In regards to the "Failed to join Site. Unable to configure local machine in standby mode for high availability. com.esri.arcgis.portal.admin.core.PortalException: The configuration store is not connected. Please invoke the connect() method and try again." error, do you have a load balancers health check pointing directly at 7443? How often does it check? The issue is that the health check calls on code that causes joinSite or createSite to fail. It's a timing problem and likely won't happen each time you restore.
Because our datastores are high availability, will that synchronization get disrupted if the datastore backup directories are migrated to local?
As for the `Failed to Join Site`, you are correct. I ran it again, and the problem did not occur.
No, Postgres, (what the Data Store is built on), is managing the replication of data from the primary to the standby. You only need to run it on primary but I would just run the describedatastore.bat file on each machine to make sure that the backup location is updated on both.
That did the trick. Thank you.
Jonathan Quinn do you have a bug listing or more details on this: "do you have a load balancers health check pointing directly at 7443? How often does it check? The issue is that the health check calls on code that causes joinSite or createSite to fail. It's a timing problem and likely won't happen each time you restore."

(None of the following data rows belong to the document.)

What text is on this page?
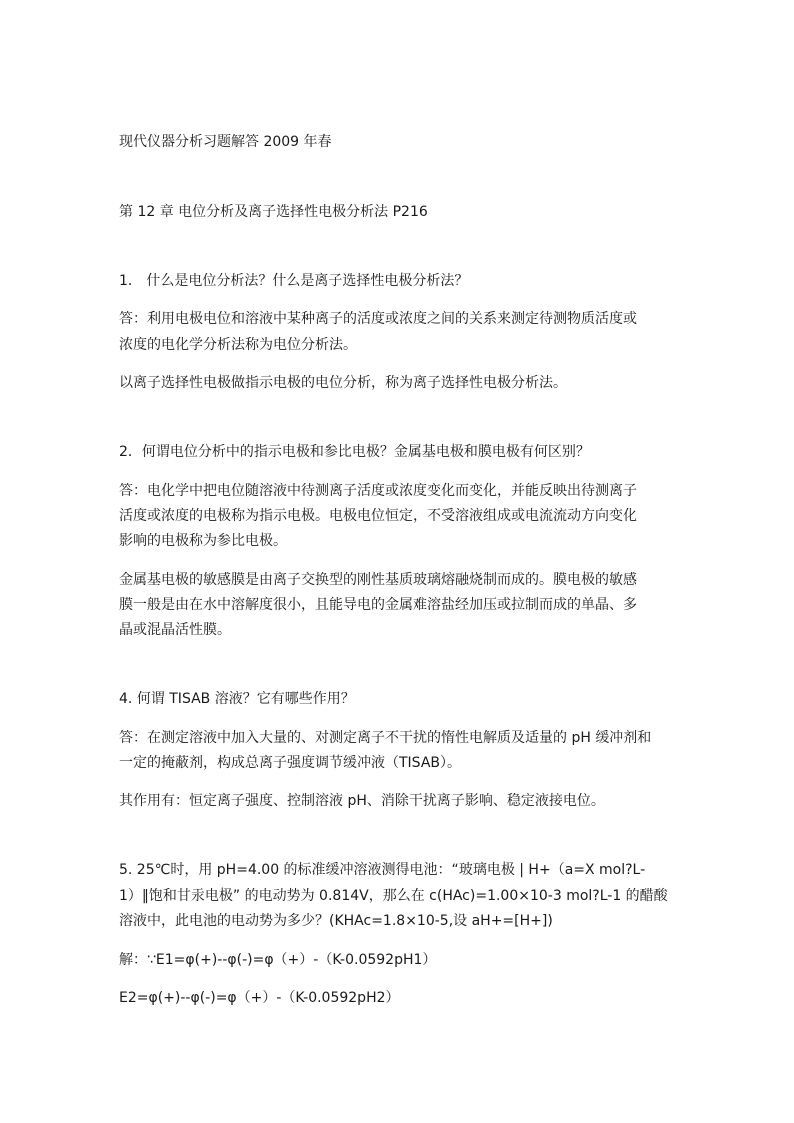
现代仪器分析习题解答 2009 年春
第 12 章 电位分析及离子选择性电极分析法 P216
1． 什么是电位分析法？什么是离子选择性电极分析法？
答：利用电极电位和溶液中某种离子的活度或浓度之间的关系来测定待测物质活度或
浓度的电化学分析法称为电位分析法。
以离子选择性电极做指示电极的电位分析，称为离子选择性电极分析法。
2．何谓电位分析中的指示电极和参比电极？金属基电极和膜电极有何区别？
答：电化学中把电位随溶液中待测离子活度或浓度变化而变化，并能反映出待测离子
活度或浓度的电极称为指示电极。电极电位恒定，不受溶液组成或电流流动方向变化
影响的电极称为参比电极。
金属基电极的敏感膜是由离子交换型的刚性基质玻璃熔融烧制而成的。膜电极的敏感
膜一般是由在水中溶解度很小，且能导电的金属难溶盐经加压或拉制而成的单晶、多
晶或混晶活性膜。
4. 何谓 TISAB 溶液？它有哪些作用？
答：在测定溶液中加入大量的、对测定离子不干扰的惰性电解质及适量的 pH 缓冲剂和
一定的掩蔽剂，构成总离子强度调节缓冲液（TISAB）。
其作用有：恒定离子强度、控制溶液 pH、消除干扰离子影响、稳定液接电位。
5. 25℃时，用 pH=4.00 的标准缓冲溶液测得电池：“玻璃电极 | H+（a=X mol?L-
1）‖饱和甘汞电极” 的电动势为 0.814V，那么在 c(HAc)=1.00×10-3 mol?L-1 的醋酸
溶液中，此电池的电动势为多少？(KHAc=1.8×10-5,设 aH+=[H+])
解：∵E1=φ(+)--φ(-)=φ（+）-（K-0.0592pH1）
E2=φ(+)--φ(-)=φ（+）-（K-0.0592pH2）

What are the symptoms of when a Portal joinSite fails because of this? Will it provide the successful join message (within about 5 minutes) but then spin and never return?
Thanks for any details you can provide.
There will be an explicit error, "config-store is not connected, invoke the connect() method...". In your case, you may be running into BUG-000121969 If both portal machines restart at the same time, the web server can become deadlocked. This can occur during a restore, when joining. It's fixed at 10.8.